That the son's mind and soul should finally have escaped his father,
"like a bird out of the snare of the fowler," was the unforgivable
offence. What a gentle, malleable fellow he had seemed in his school and
college days!--how amenable to the father's spiritual tyranny! It was
Barron's constant excuse to himself for his own rancorous feeling--that
Meynell had robbed him of his son.
"You probably think it strange"--he resumed harshly--"that I should
rejoice in what of course is your misfortune--that your people reject
you; but there are higher interests than those of personal affection
concerned in this business. We who are defending her must think first of
the Church!"
"Naturally," said Stephen.
His father looked at him in silence for a moment, at the mild pliant
figure, the downcast eyes.
"There is, however, one thing for which I have cause--we all have
cause--to be grateful to Meynell," he said, with emphasis.
Stephen looked up.
"I understand he refused to sanction your engagement to Hester
Fox-Wilton."
The young man flushed.
"It would be better, I think, father, if we are to talk over these
matters quietly--which I understood is the reason you asked me to come
here to-day--that you should avoid a tone toward myself and my affairs
which can only make frank conversation difficult or impossible between
us."
"I have no desire to be offensive," said Barron, checking himself with
difficulty, "and I have only your good in view, though you may not
believe it. My reason for approving Meynell in the matter is that he was
aware--and you were not aware"--he fell into the slow phrasing he always
affected on important occasions--"of facts bearing vitally on your
proposal; and that in the light of them he acted as any honest man was
bound to act."
"What do you mean!" cried Stephen, springing to his feet.

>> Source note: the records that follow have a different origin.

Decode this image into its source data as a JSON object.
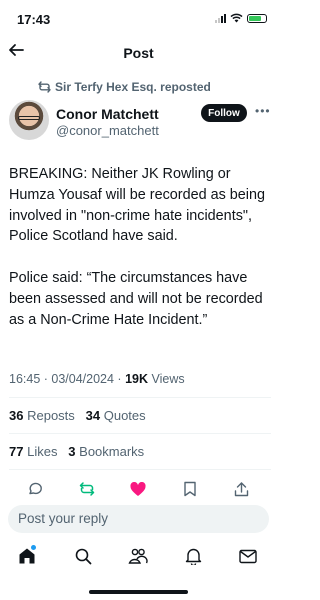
{
  "status_bar": {
    "time": "17:43"
  },
  "header": {
    "title": "Post"
  },
  "repost": {
    "text": "Sir Terfy Hex Esq. reposted"
  },
  "author": {
    "name": "Conor Matchett",
    "handle": "@conor_matchett",
    "follow_label": "Follow"
  },
  "tweet": {
    "paragraph1": "BREAKING: Neither JK Rowling or Humza Yousaf will be recorded as being involved in \"non-crime hate incidents\", Police Scotland have said.",
    "paragraph2": "Police said: “The circumstances have been assessed and will not be recorded as a Non-Crime Hate Incident.”",
    "time": "16:45",
    "date": "03/04/2024",
    "views_count": "19K",
    "views_label": "Views"
  },
  "stats": {
    "reposts_count": "36",
    "reposts_label": "Reposts",
    "quotes_count": "34",
    "quotes_label": "Quotes",
    "likes_count": "77",
    "likes_label": "Likes",
    "bookmarks_count": "3",
    "bookmarks_label": "Bookmarks"
  },
  "actions": {
    "icons": [
      "reply-icon",
      "repost-icon",
      "like-icon",
      "bookmark-icon",
      "share-icon"
    ],
    "repost_color": "#00ba7c",
    "like_color": "#f91880"
  },
  "reply": {
    "placeholder": "Post your reply"
  },
  "tabbar": {
    "icons": [
      "home-icon",
      "search-icon",
      "communities-icon",
      "notifications-icon",
      "messages-icon"
    ],
    "badge_color": "#1d9bf0"
  }
}
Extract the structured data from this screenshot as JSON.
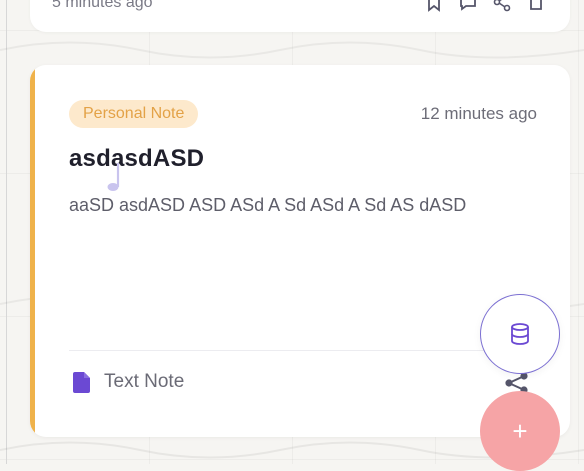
{
  "previous_card": {
    "time": "5 minutes ago",
    "actions": [
      "bookmark-icon",
      "comment-icon",
      "share-icon",
      "delete-icon"
    ]
  },
  "note_card": {
    "badge": "Personal Note",
    "time_ago": "12 minutes ago",
    "title": "asdasdASD",
    "body": "aaSD asdASD ASD ASd A Sd ASd A Sd AS dASD",
    "type_label": "Text Note",
    "type_icon": "document-icon",
    "accent_color": "#efb24a"
  },
  "fab": {
    "database_icon": "database-icon",
    "add_label": "+"
  },
  "colors": {
    "badge_bg": "#fde9cc",
    "badge_text": "#e3a247",
    "brand_purple": "#6b49d3",
    "fab_add_bg": "#f6a4a6"
  }
}
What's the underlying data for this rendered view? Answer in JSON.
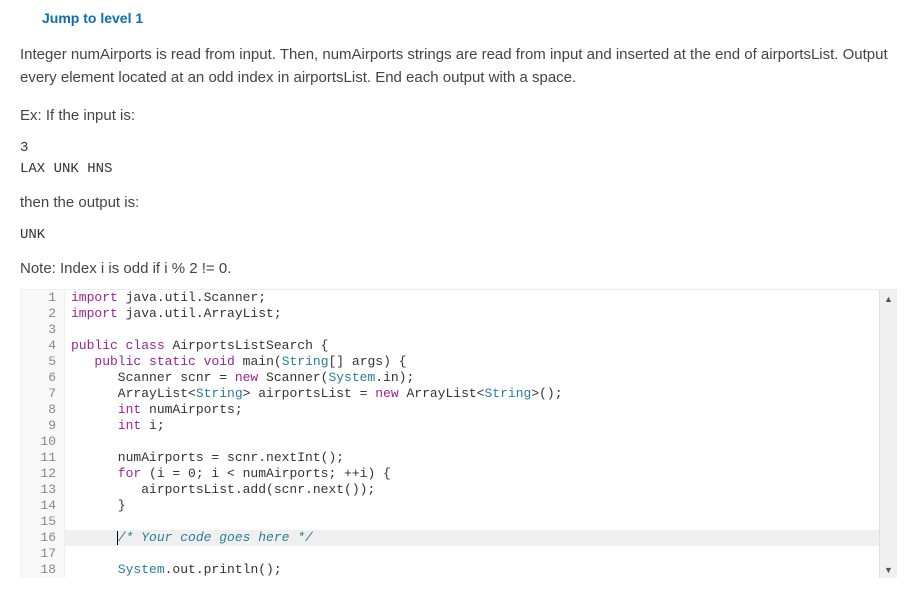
{
  "jump_link": "Jump to level 1",
  "problem": {
    "description": "Integer numAirports is read from input. Then, numAirports strings are read from input and inserted at the end of airportsList. Output every element located at an odd index in airportsList. End each output with a space.",
    "ex_label": "Ex: If the input is:",
    "input_line1": "3",
    "input_line2": "LAX UNK HNS",
    "then_label": "then the output is:",
    "output_line": "UNK",
    "note": "Note: Index i is odd if i % 2 != 0."
  },
  "code": {
    "lines": [
      {
        "n": 1,
        "tokens": [
          {
            "t": "keyword",
            "v": "import"
          },
          {
            "t": "plain",
            "v": " java.util.Scanner;"
          }
        ]
      },
      {
        "n": 2,
        "tokens": [
          {
            "t": "keyword",
            "v": "import"
          },
          {
            "t": "plain",
            "v": " java.util.ArrayList;"
          }
        ]
      },
      {
        "n": 3,
        "tokens": []
      },
      {
        "n": 4,
        "tokens": [
          {
            "t": "keyword",
            "v": "public"
          },
          {
            "t": "plain",
            "v": " "
          },
          {
            "t": "keyword",
            "v": "class"
          },
          {
            "t": "plain",
            "v": " AirportsListSearch {"
          }
        ]
      },
      {
        "n": 5,
        "tokens": [
          {
            "t": "plain",
            "v": "   "
          },
          {
            "t": "keyword",
            "v": "public"
          },
          {
            "t": "plain",
            "v": " "
          },
          {
            "t": "keyword",
            "v": "static"
          },
          {
            "t": "plain",
            "v": " "
          },
          {
            "t": "keyword",
            "v": "void"
          },
          {
            "t": "plain",
            "v": " main("
          },
          {
            "t": "type",
            "v": "String"
          },
          {
            "t": "plain",
            "v": "[] args) {"
          }
        ]
      },
      {
        "n": 6,
        "tokens": [
          {
            "t": "plain",
            "v": "      Scanner scnr = "
          },
          {
            "t": "keyword",
            "v": "new"
          },
          {
            "t": "plain",
            "v": " Scanner("
          },
          {
            "t": "type",
            "v": "System"
          },
          {
            "t": "plain",
            "v": ".in);"
          }
        ]
      },
      {
        "n": 7,
        "tokens": [
          {
            "t": "plain",
            "v": "      ArrayList<"
          },
          {
            "t": "type",
            "v": "String"
          },
          {
            "t": "plain",
            "v": "> airportsList = "
          },
          {
            "t": "keyword",
            "v": "new"
          },
          {
            "t": "plain",
            "v": " ArrayList<"
          },
          {
            "t": "type",
            "v": "String"
          },
          {
            "t": "plain",
            "v": ">();"
          }
        ]
      },
      {
        "n": 8,
        "tokens": [
          {
            "t": "plain",
            "v": "      "
          },
          {
            "t": "keyword",
            "v": "int"
          },
          {
            "t": "plain",
            "v": " numAirports;"
          }
        ]
      },
      {
        "n": 9,
        "tokens": [
          {
            "t": "plain",
            "v": "      "
          },
          {
            "t": "keyword",
            "v": "int"
          },
          {
            "t": "plain",
            "v": " i;"
          }
        ]
      },
      {
        "n": 10,
        "tokens": []
      },
      {
        "n": 11,
        "tokens": [
          {
            "t": "plain",
            "v": "      numAirports = scnr.nextInt();"
          }
        ]
      },
      {
        "n": 12,
        "tokens": [
          {
            "t": "plain",
            "v": "      "
          },
          {
            "t": "keyword",
            "v": "for"
          },
          {
            "t": "plain",
            "v": " (i = 0; i < numAirports; ++i) {"
          }
        ]
      },
      {
        "n": 13,
        "tokens": [
          {
            "t": "plain",
            "v": "         airportsList.add(scnr.next());"
          }
        ]
      },
      {
        "n": 14,
        "tokens": [
          {
            "t": "plain",
            "v": "      }"
          }
        ]
      },
      {
        "n": 15,
        "tokens": []
      },
      {
        "n": 16,
        "highlight": true,
        "cursor": true,
        "tokens": [
          {
            "t": "plain",
            "v": "      "
          },
          {
            "t": "comment",
            "v": "/* Your code goes here */"
          }
        ]
      },
      {
        "n": 17,
        "tokens": []
      },
      {
        "n": 18,
        "tokens": [
          {
            "t": "plain",
            "v": "      "
          },
          {
            "t": "type",
            "v": "System"
          },
          {
            "t": "plain",
            "v": ".out.println();"
          }
        ]
      }
    ]
  },
  "scrollbar": {
    "up_glyph": "▲",
    "down_glyph": "▼"
  }
}
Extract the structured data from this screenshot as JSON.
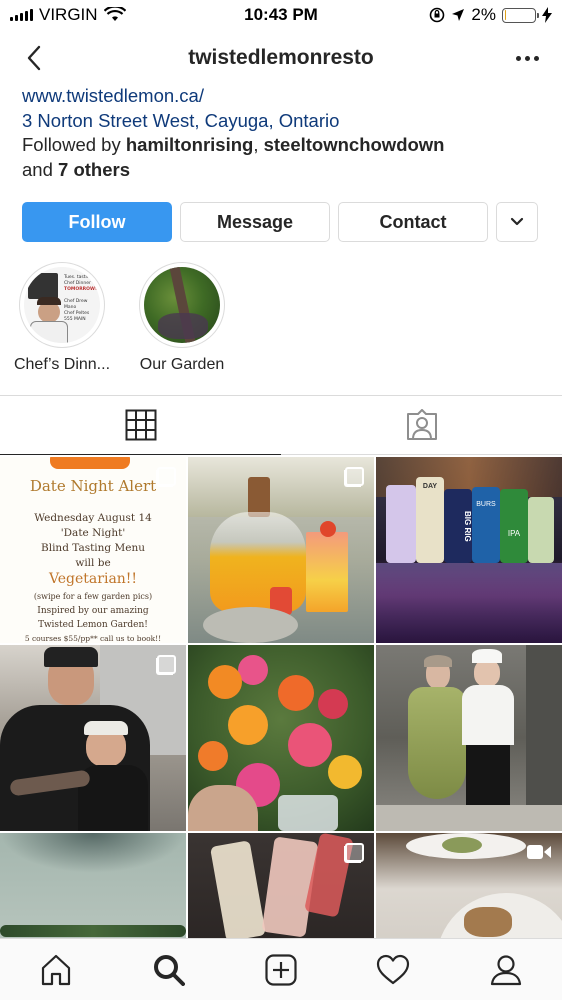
{
  "status_bar": {
    "carrier": "VIRGIN",
    "time": "10:43 PM",
    "battery": "2%",
    "battery_level": 0.02
  },
  "header": {
    "username": "twistedlemonresto"
  },
  "bio": {
    "website": "www.twistedlemon.ca/",
    "address": "3 Norton Street West, Cayuga, Ontario",
    "followed_prefix": "Followed by",
    "follower_1": "hamiltonrising",
    "separator": ",",
    "follower_2": "steeltownchowdown",
    "and_text": "and",
    "others": "7 others"
  },
  "buttons": {
    "follow": "Follow",
    "message": "Message",
    "contact": "Contact"
  },
  "highlights": [
    {
      "label": "Chef’s Dinn..."
    },
    {
      "label": "Our Garden"
    }
  ],
  "story_text": {
    "line1": "Tues. tasting",
    "line2": "Chef Dinner",
    "line3": "TOMORROW!",
    "line4": "Chef Drew Mano",
    "line5": "Chef Peltes",
    "line6": "555 MAIN"
  },
  "grid": {
    "poster": {
      "title": "Date Night Alert",
      "l1": "Wednesday August 14",
      "l2": "'Date Night'",
      "l3": "Blind Tasting Menu",
      "l4": "will be",
      "big": "Vegetarian!!",
      "l5": "(swipe for a few garden pics)",
      "l6": "Inspired by our amazing",
      "l7": "Twisted Lemon Garden!",
      "l8": "5 courses $55/pp** call us to book!!"
    },
    "cans": [
      "DAY",
      "BIG RIG",
      "BURS",
      "IPA"
    ]
  },
  "colors": {
    "follow_blue": "#3897f0",
    "link": "#0f3a7a",
    "border": "#dbdbdb",
    "text": "#262626"
  },
  "icons": {
    "back": "chevron-left-icon",
    "more": "ellipsis-icon",
    "grid_tab": "grid-icon",
    "tagged_tab": "tagged-person-icon",
    "home": "home-icon",
    "search": "search-icon",
    "add": "add-post-icon",
    "activity": "heart-icon",
    "profile": "profile-icon"
  }
}
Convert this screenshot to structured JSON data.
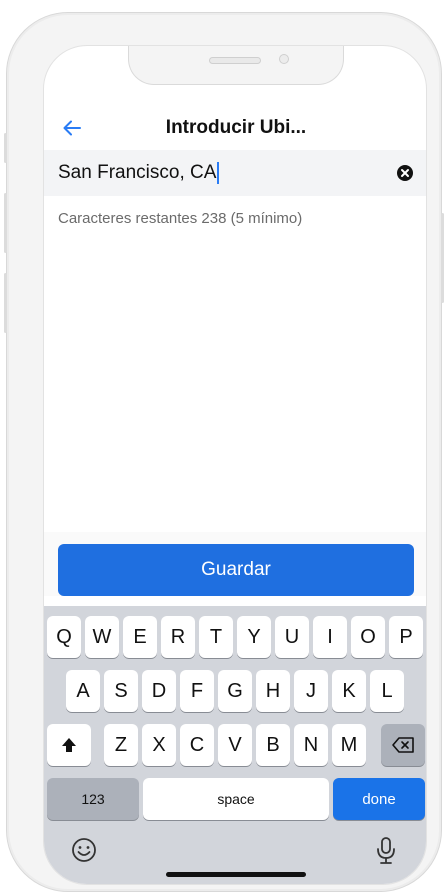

"I mean"--the answer was increasingly deliberate--"that Hester
Fox-Wilton--it is very painful to have to go into these things, but it is
necessary, I regret to say--is not a Fox-Wilton at all--and has no right
whatever to her name!"
Stephen walked up to the speaker.
"Take care, father! This is a question of a _girl_--an unprotected girl!
What right have you to say such an abominable thing!"
He stood panting and white, in front of his father.
"The right of truth!" said Barron. "It happens to be true."
"Your grounds?"
"The confession of the woman who nursed her mother--who was _not_ Lady
Fox-Wilton."
Barron had now assumed the habitual attitude--thumbs in his pockets, legs
slightly apart--that Stephen had associated from his childhood with the
long bullying, secular and religious, that Barron's family owed to
Barron's temperament.
In the pause, Stephen's quick breathing could be heard.
"Who was she?"
The son's tone had caught the father's sharpness.
"Well, my dear Stephen, I am not sure that I shall tell you while you
look at me in that fashion! Believe me--it is not my fault, but my
misfortune, that I happen to be acquainted with this very disagreeable
secret. And I have one thing to say--you must give me your promise that
you will regard any communication from me as entirely confidential,
before I say another word."
Stephen walked away to the window and came back.
"Very well. I promise."
"Sit down. It is a long story."
The son obeyed mechanically, his frowning eyes fixed upon his father.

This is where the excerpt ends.